A l'occasion d'une table
ronde organisée par le CSTB*, divers intervenants, architectes, concepteurs, chercheurs
et sociologues, ont exploré le demain et après-demain de la construction pour tenter de
tracer les grandes lignes du futur en matière d'urbanisme et d'habitation.
"Notre société vit une nouvelle révolution urbaine aussi importante que celles
déjà connues avec la révolution industrielle, le développement du capitalisme
industriel, l'émigration rurale, la machine à vapeur et la fée électricité",
a déclaré François Ascher, professeur d'urbanisme, en ouvrant ce séminaire de
prospective.
Une partie de plus en plus importante de la population vit dans un environnement bâti
concentré. L'ampleur de ce phénomène urbain concourt à transformer profondément le
paysage de la construction et tout porte à croire que cette tendance se renforcera encore
dans le futur. Aussi, on ne peut envisager la cité du futur sans s'intéresser au
bâtiment de demain, et réciproquement. Deux critères majeurs semblent conduire
l'évolution.
Tout d'abord, la quête incessante de l'homme pour un confort toujours amélioré. Du
confort primitif et très localisé autour de l'âtre au début de l'ère du feu à celui
des grands volumes climatisés des aérogares actuelles, l'homme a continuellement
cherché à étendre la zone de confort autour de sa personne. D'une part en se
protégeant des contraintes climatiques environnantes en organisant autour de lui une
enveloppe de plus en plus rassurante, d'autre part en contrôlant de manière active
l'environnement intérieur ainsi créé. Auparavant, ces bulles de confort étaient
localisées et fixes. Aujourd'hui, l'homme veut pouvoir conserver ce même niveau de
bien-être partout où il est et même en se déplaçant. Le champ des espaces contrôlés
ne va donc cesser de croître, jusqu'à atteindre une continuité des espaces à ambiance
maîtrisée. Alors l'habitat et la ville ne formeront plus qu'un seul objet.

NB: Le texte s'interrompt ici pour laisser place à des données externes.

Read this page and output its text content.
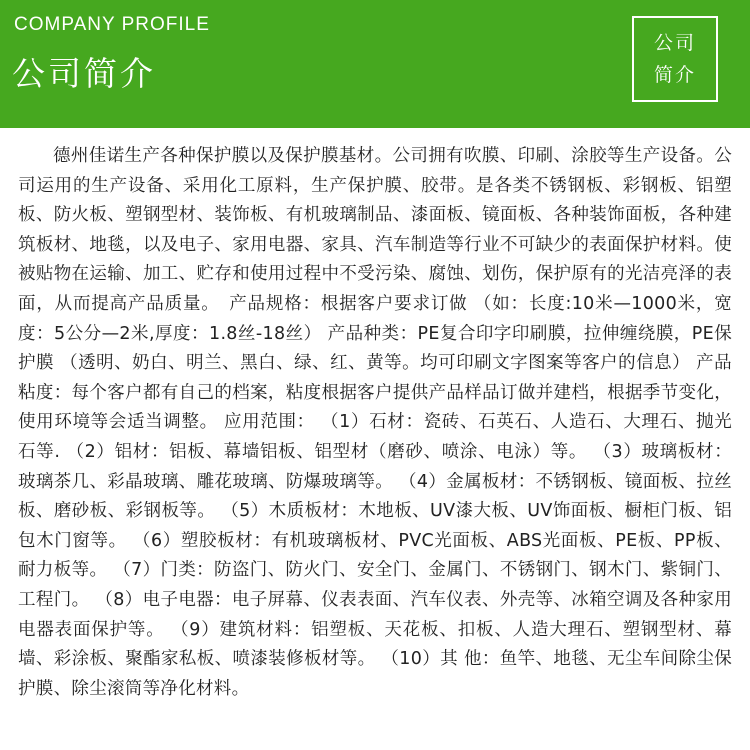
COMPANY PROFILE
公司简介
公司
简介

德州佳诺生产各种保护膜以及保护膜基材。公司拥有吹膜、印刷、涂胶等生产设备。公司运用的生产设备、采用化工原料，生产保护膜、胶带。是各类不锈钢板、彩钢板、铝塑板、防火板、塑钢型材、装饰板、有机玻璃制品、漆面板、镜面板、各种装饰面板，各种建筑板材、地毯，以及电子、家用电器、家具、汽车制造等行业不可缺少的表面保护材料。使被贴物在运输、加工、贮存和使用过程中不受污染、腐蚀、划伤，保护原有的光洁亮泽的表面，从而提高产品质量。　产品规格：根据客户要求订做 （如：长度:10米—1000米，宽度：5公分—2米,厚度：1.8丝-18丝） 产品种类：PE复合印字印刷膜，拉伸缠绕膜，PE保护膜 （透明、奶白、明兰、黑白、绿、红、黄等。均可印刷文字图案等客户的信息） 产品粘度：每个客户都有自己的档案，粘度根据客户提供产品样品订做并建档，根据季节变化，使用环境等会适当调整。 应用范围： （1）石材：瓷砖、石英石、人造石、大理石、抛光石等. （2）铝材：铝板、幕墙铝板、铝型材（磨砂、喷涂、电泳）等。 （3）玻璃板材：玻璃茶几、彩晶玻璃、雕花玻璃、防爆玻璃等。 （4）金属板材：不锈钢板、镜面板、拉丝板、磨砂板、彩钢板等。 （5）木质板材：木地板、UV漆大板、UV饰面板、橱柜门板、铝包木门窗等。 （6）塑胶板材：有机玻璃板材、PVC光面板、ABS光面板、PE板、PP板、耐力板等。 （7）门类：防盗门、防火门、安全门、金属门、不锈钢门、钢木门、紫铜门、工程门。 （8）电子电器：电子屏幕、仪表表面、汽车仪表、外壳等、冰箱空调及各种家用电器表面保护等。 （9）建筑材料：铝塑板、天花板、扣板、人造大理石、塑钢型材、幕墙、彩涂板、聚酯家私板、喷漆装修板材等。 （10）其 他：鱼竿、地毯、无尘车间除尘保护膜、除尘滚筒等净化材料。
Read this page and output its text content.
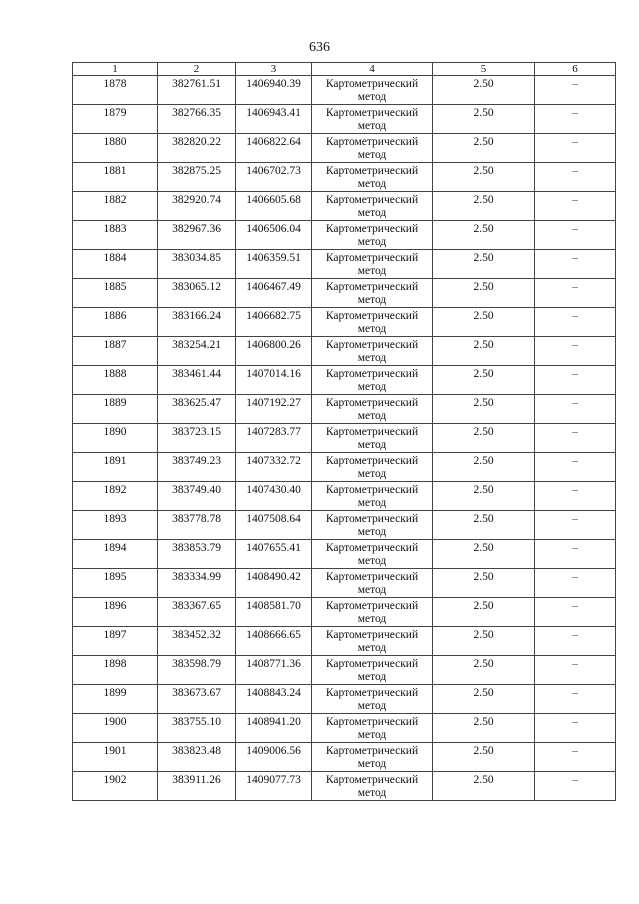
636
1	2	3	4	5	6
1878	382761.51	1406940.39	Картометрический
метод	2.50	–
1879	382766.35	1406943.41	Картометрический
метод	2.50	–
1880	382820.22	1406822.64	Картометрический
метод	2.50	–
1881	382875.25	1406702.73	Картометрический
метод	2.50	–
1882	382920.74	1406605.68	Картометрический
метод	2.50	–
1883	382967.36	1406506.04	Картометрический
метод	2.50	–
1884	383034.85	1406359.51	Картометрический
метод	2.50	–
1885	383065.12	1406467.49	Картометрический
метод	2.50	–
1886	383166.24	1406682.75	Картометрический
метод	2.50	–
1887	383254.21	1406800.26	Картометрический
метод	2.50	–
1888	383461.44	1407014.16	Картометрический
метод	2.50	–
1889	383625.47	1407192.27	Картометрический
метод	2.50	–
1890	383723.15	1407283.77	Картометрический
метод	2.50	–
1891	383749.23	1407332.72	Картометрический
метод	2.50	–
1892	383749.40	1407430.40	Картометрический
метод	2.50	–
1893	383778.78	1407508.64	Картометрический
метод	2.50	–
1894	383853.79	1407655.41	Картометрический
метод	2.50	–
1895	383334.99	1408490.42	Картометрический
метод	2.50	–
1896	383367.65	1408581.70	Картометрический
метод	2.50	–
1897	383452.32	1408666.65	Картометрический
метод	2.50	–
1898	383598.79	1408771.36	Картометрический
метод	2.50	–
1899	383673.67	1408843.24	Картометрический
метод	2.50	–
1900	383755.10	1408941.20	Картометрический
метод	2.50	–
1901	383823.48	1409006.56	Картометрический
метод	2.50	–
1902	383911.26	1409077.73	Картометрический
метод	2.50	–
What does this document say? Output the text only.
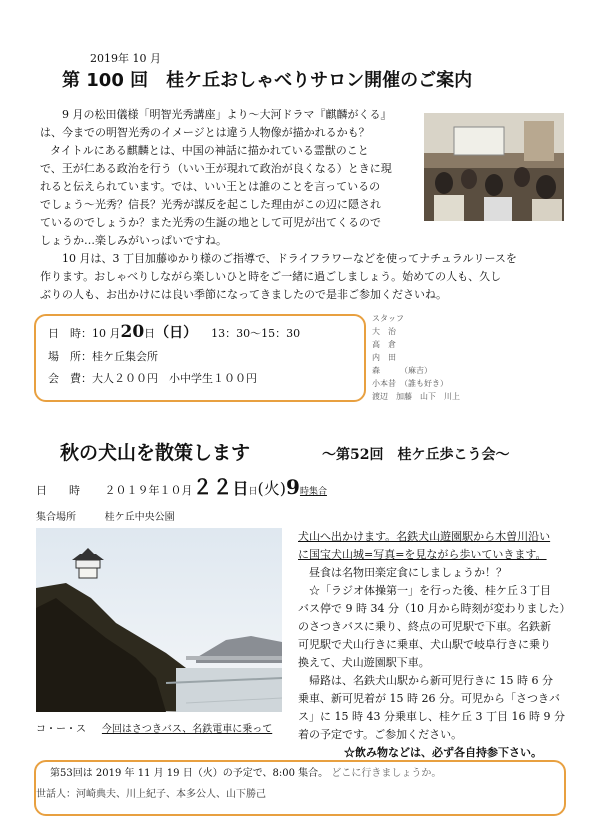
2019年 10 月
第 100 回　桂ケ丘おしゃべりサロン開催のご案内
9 月の松田儀様「明智光秀講座」より～大河ドラマ『麒麟がくる』
は、今までの明智光秀のイメージとは違う人物像が描かれるかも？
タイトルにある麒麟とは、中国の神話に描かれている霊獣のこと
で、王が仁ある政治を行う（いい王が現れて政治が良くなる）ときに現
れると伝えられています。では、いい王とは誰のことを言っているの
でしょう～光秀？信長？光秀が謀反を起こした理由がこの辺に隠され
ているのでしょうか？また光秀の生誕の地として可児が出てくるので
しょうか…楽しみがいっぱいですね。
10 月は、3 丁目加藤ゆかり様のご指導で、ドライフラワーなどを使ってナチュラルリースを
作ります。おしゃべりしながら楽しいひと時をご一緒に過ごしましょう。始めての人も、久し
ぶりの人も、お出かけには良い季節になってきましたので是非ご参加くださいね。
日　時：10 月20日（日） 13：30～15：30
場　所：桂ケ丘集会所
会　費：大人２００円　小中学生１００円
スタッフ
大　治
高　倉
内　田
森　　　（麻吉）
小本昔　（誰も好き）
渡辺　加藤　山下　川上
秋の犬山を散策します	～第52回　桂ケ丘歩こう会～
日　　時 ２０１９年１０月２２日日(火)9時集合
集合場所	桂ケ丘中央公園
犬山へ出かけます。名鉄犬山遊園駅から木曽川沿い
に国宝犬山城=写真=を見ながら歩いていきます。
　昼食は名物田楽定食にしましょうか！？
　☆「ラジオ体操第一」を行った後、桂ケ丘３丁目
バス停で 9 時 34 分（10 月から時刻が変わりました）
のさつきバスに乗り、終点の可児駅で下車。名鉄新
可児駅で犬山行きに乗車、犬山駅で岐阜行きに乗り
換えて、犬山遊園駅下車。
　帰路は、名鉄犬山駅から新可児行きに 15 時 6 分
乗車、新可児着が 15 時 26 分。可児から「さつきバ
ス」に 15 時 43 分乗車し、桂ケ丘 3 丁目 16 時 9 分
着の予定です。ご参加ください。
☆飲み物などは、必ず各自持参下さい。
コ・ー・ス 今回はさつきバス、名鉄電車に乗って
第53回は 2019 年 11 月 19 日（火）の予定で、8:00 集合。 どこに行きましょうか。
世話人：河崎典夫、川上紀子、本多公人、山下勝己
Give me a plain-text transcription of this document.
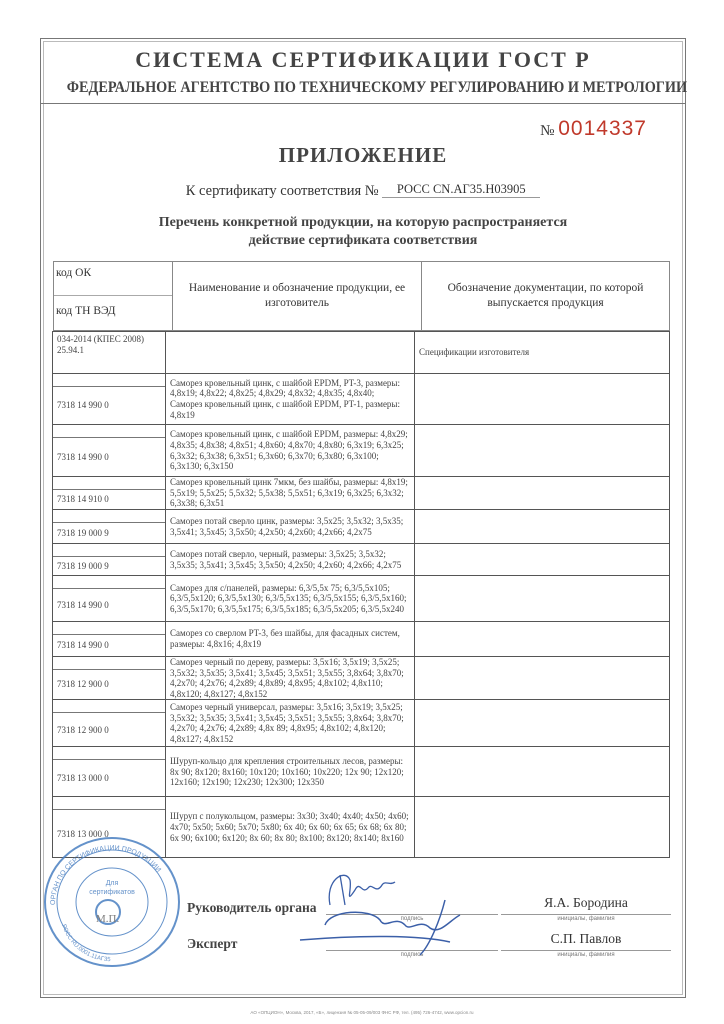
СИСТЕМА СЕРТИФИКАЦИИ ГОСТ Р
ФЕДЕРАЛЬНОЕ АГЕНТСТВО ПО ТЕХНИЧЕСКОМУ РЕГУЛИРОВАНИЮ И МЕТРОЛОГИИ
№ 0014337
ПРИЛОЖЕНИЕ
К сертификату соответствия № РОСС CN.АГ35.Н03905
Перечень конкретной продукции, на которую распространяется
действие сертификата соответствия
код ОК
код ТН ВЭД
	Наименование и обозначение продукции, ее изготовитель	Обозначение документации, по которой выпускается продукция
034-2014 (КПЕС 2008) 25.94.1		Спецификации изготовителя

7318 14 990 0	Саморез кровельный цинк, с шайбой EPDM, PT-3, размеры: 4,8x19; 4,8x22; 4,8x25; 4,8x29; 4,8x32; 4,8x35; 4,8x40;
Саморез кровельный цинк, с шайбой EPDM, PT-1, размеры: 4,8x19	

7318 14 990 0	Саморез кровельный цинк, с шайбой EPDM, размеры: 4,8x29; 4,8x35; 4,8x38; 4,8x51; 4,8x60; 4,8x70; 4,8x80; 6,3x19; 6,3x25; 6,3x32; 6,3x38; 6,3x51; 6,3x60; 6,3x70; 6,3x80; 6,3x100; 6,3x130; 6,3x150	

7318 14 910 0	Саморез кровельный цинк 7мкм, без шайбы, размеры: 4,8x19; 5,5x19; 5,5x25; 5,5x32; 5,5x38; 5,5x51; 6,3x19; 6,3x25; 6,3x32; 6,3x38; 6,3x51	

7318 19 000 9	Саморез потай сверло цинк, размеры: 3,5x25; 3,5x32; 3,5x35; 3,5x41; 3,5x45; 3,5x50; 4,2x50; 4,2x60; 4,2x66; 4,2x75	

7318 19 000 9	Саморез потай сверло, черный, размеры: 3,5x25; 3,5x32; 3,5x35; 3,5x41; 3,5x45; 3,5x50; 4,2x50; 4,2x60; 4,2x66; 4,2x75	

7318 14 990 0	Саморез для с/панелей, размеры: 6,3/5,5x 75; 6,3/5,5x105; 6,3/5,5x120; 6,3/5,5x130; 6,3/5,5x135; 6,3/5,5x155; 6,3/5,5x160; 6,3/5,5x170; 6,3/5,5x175; 6,3/5,5x185; 6,3/5,5x205; 6,3/5,5x240	

7318 14 990 0	Саморез со сверлом PT-3, без шайбы, для фасадных систем, размеры: 4,8x16; 4,8x19	

7318 12 900 0	Саморез черный по дереву, размеры: 3,5x16; 3,5x19; 3,5x25; 3,5x32; 3,5x35; 3,5x41; 3,5x45; 3,5x51; 3,5x55; 3,8x64; 3,8x70; 4,2x70; 4,2x76; 4,2x89; 4,8x89; 4,8x95; 4,8x102; 4,8x110; 4,8x120; 4,8x127; 4,8x152	

7318 12 900 0	Саморез черный универсал, размеры: 3,5x16; 3,5x19; 3,5x25; 3,5x32; 3,5x35; 3,5x41; 3,5x45; 3,5x51; 3,5x55; 3,8x64; 3,8x70; 4,2x70; 4,2x76; 4,2x89; 4,8x 89; 4,8x95; 4,8x102; 4,8x120; 4,8x127; 4,8x152	

7318 13 000 0	Шуруп-кольцо для крепления строительных лесов, размеры: 8x 90; 8x120; 8x160; 10x120; 10x160; 10x220; 12x 90; 12x120; 12x160; 12x190; 12x230; 12x300; 12x350	

7318 13 000 0	Шуруп с полукольцом, размеры: 3x30; 3x40; 4x40; 4x50; 4x60; 4x70; 5x50; 5x60; 5x70; 5x80; 6x 40; 6x 60; 6x 65; 6x 68; 6x 80; 6x 90; 6x100; 6x120; 8x 60; 8x 80; 8x100; 8x120; 8x140; 8x160	
Руководитель органа
подпись
Я.А. Бородина
инициалы, фамилия
Эксперт
подпись
С.П. Павлов
инициалы, фамилия
Для
сертификатов
М.П.
ОРГАН ПО СЕРТИФИКАЦИИ ПРОДУКЦИИ
РОСС RU.0001.11АГ35
АО «ОПЦИОН», Москва, 2017, «Б», лицензия № 05-05-09/003 ФНС РФ, тел. (495) 726-4742, www.opcion.ru
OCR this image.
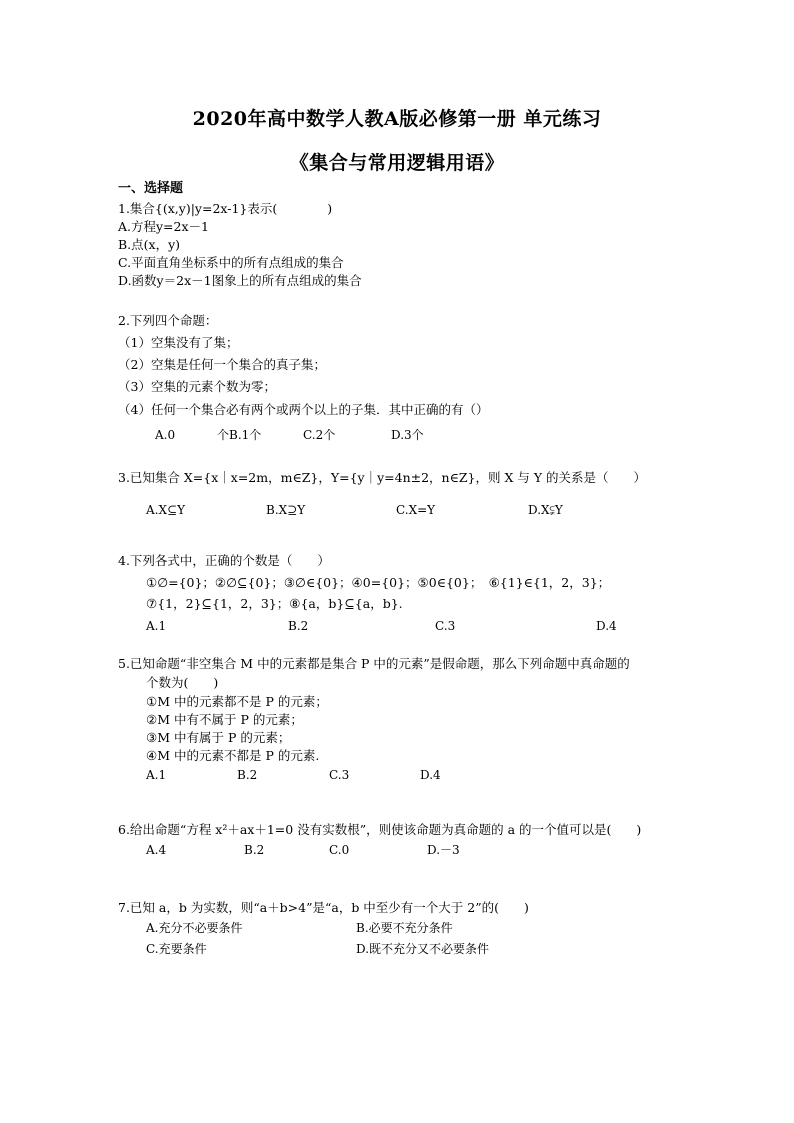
2020年高中数学人教A版必修第一册 单元练习
《集合与常用逻辑用语》
一、选择题
1.集合{(x,y)|y=2x-1}表示(　　　　)
A.方程y=2x－1
B.点(x，y)
C.平面直角坐标系中的所有点组成的集合
D.函数y＝2x－1图象上的所有点组成的集合
2.下列四个命题：
（1）空集没有了集；
（2）空集是任何一个集合的真子集；
（3）空集的元素个数为零；
（4）任何一个集合必有两个或两个以上的子集．其中正确的有（）
A.0	个B.1个	C.2个	D.3个
3.已知集合 X={x｜x=2m，m∈Z}，Y={y｜y=4n±2，n∈Z}，则 X 与 Y 的关系是（　　）
A.X⊆Y	B.X⊇Y	C.X=Y	D.X⫋Y
4.下列各式中，正确的个数是（　　）
①∅={0}；②∅⊆{0}；③∅∈{0}；④0={0}；⑤0∈{0}；　⑥{1}∈{1，2，3}；
⑦{1，2}⊆{1，2，3}；⑧{a，b}⊆{a，b}.
A.1	B.2	C.3	D.4
5.已知命题“非空集合 M 中的元素都是集合 P 中的元素”是假命题，那么下列命题中真命题的
个数为(　　)
①M 中的元素都不是 P 的元素；
②M 中有不属于 P 的元素；
③M 中有属于 P 的元素；
④M 中的元素不都是 P 的元素.
A.1	B.2	C.3	D.4
6.给出命题“方程 x²＋ax＋1=0 没有实数根”，则使该命题为真命题的 a 的一个值可以是(　　)
A.4	B.2	C.0	D.－3
7.已知 a，b 为实数，则“a＋b>4”是“a，b 中至少有一个大于 2”的(　　)
A.充分不必要条件	B.必要不充分条件
C.充要条件	D.既不充分又不必要条件
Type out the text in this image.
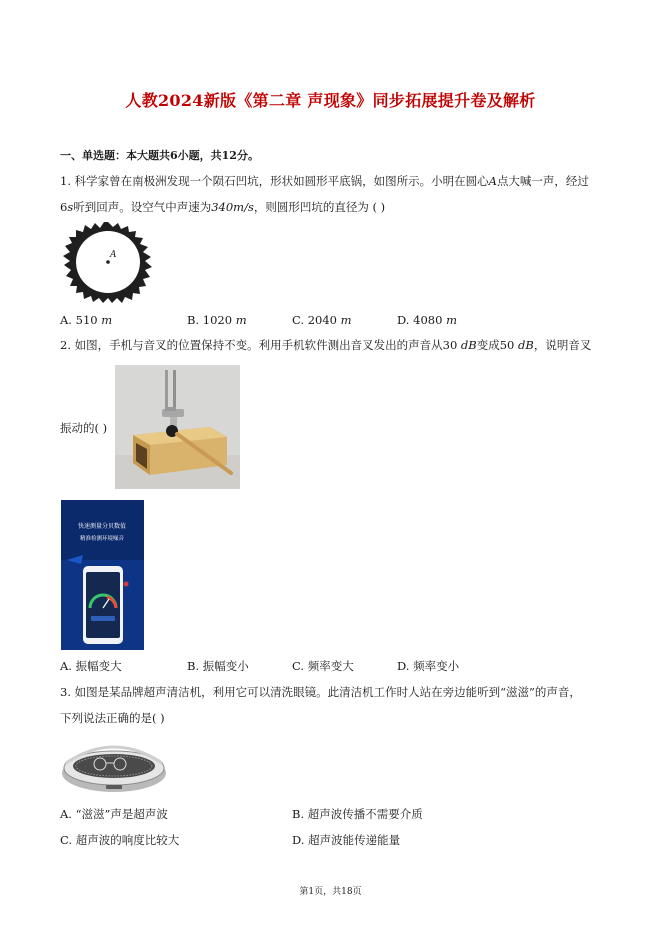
人教2024新版《第二章 声现象》同步拓展提升卷及解析
一、单选题：本大题共6小题，共12分。
1. 科学家曾在南极洲发现一个陨石凹坑，形状如圆形平底锅，如图所示。小明在圆心A点大喊一声，经过
6s听到回声。设空气中声速为340m/s，则圆形凹坑的直径为 ( )
A
A. 510 m	B. 1020 m	C. 2040 m	D. 4080 m
2. 如图，手机与音叉的位置保持不变。利用手机软件测出音叉发出的声音从30 dB变成50 dB，说明音叉
振动的( )
快速测量分贝数值
精准检测环境噪音
A. 振幅变大	B. 振幅变小	C. 频率变大	D. 频率变小
3. 如图是某品牌超声清洁机，利用它可以清洗眼镜。此清洁机工作时人站在旁边能听到“滋滋”的声音，
下列说法正确的是( )
A. “滋滋”声是超声波	B. 超声波传播不需要介质
C. 超声波的响度比较大	D. 超声波能传递能量
第1页，共18页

L'autre paramètre déterminant est du domaine de l'immatériel, associé à une
modification profonde des rapports à l'espace et au temps. L'accès délocalisé et
immédiat à l'information et à la communication va révolutionner nos vies sociales et
professionnelles. De plus en plus, les technologies de l'information et de la
communication vont se focaliser directement sur l'individu, via des terminaux portatifs.
Tout ceci favorisera le télétravail. Aux Etats-Unis, la moitié des cadres commerciaux
font partie de la famille des "cols blancs mobiles". La capacité d'émettre et
de recevoir des documents de toutes sortes, en temps réel, devient primordiale. Aussi,
les outils de la mobilité seront-ils vite indispensables. La panoplie du parfait
télétravailleur comprendra au moins un PC s'accrochant à la ceinture ou se portant au
poignet qui répond à la voix, et un téléphone cellulaire doté d'un minuscule écran.
Et pour finir, on peut imaginer que ces nouvelles technologies modifieront la répartition
sur le territoire, la concentration n'étant plus nécessaire pour les échanges.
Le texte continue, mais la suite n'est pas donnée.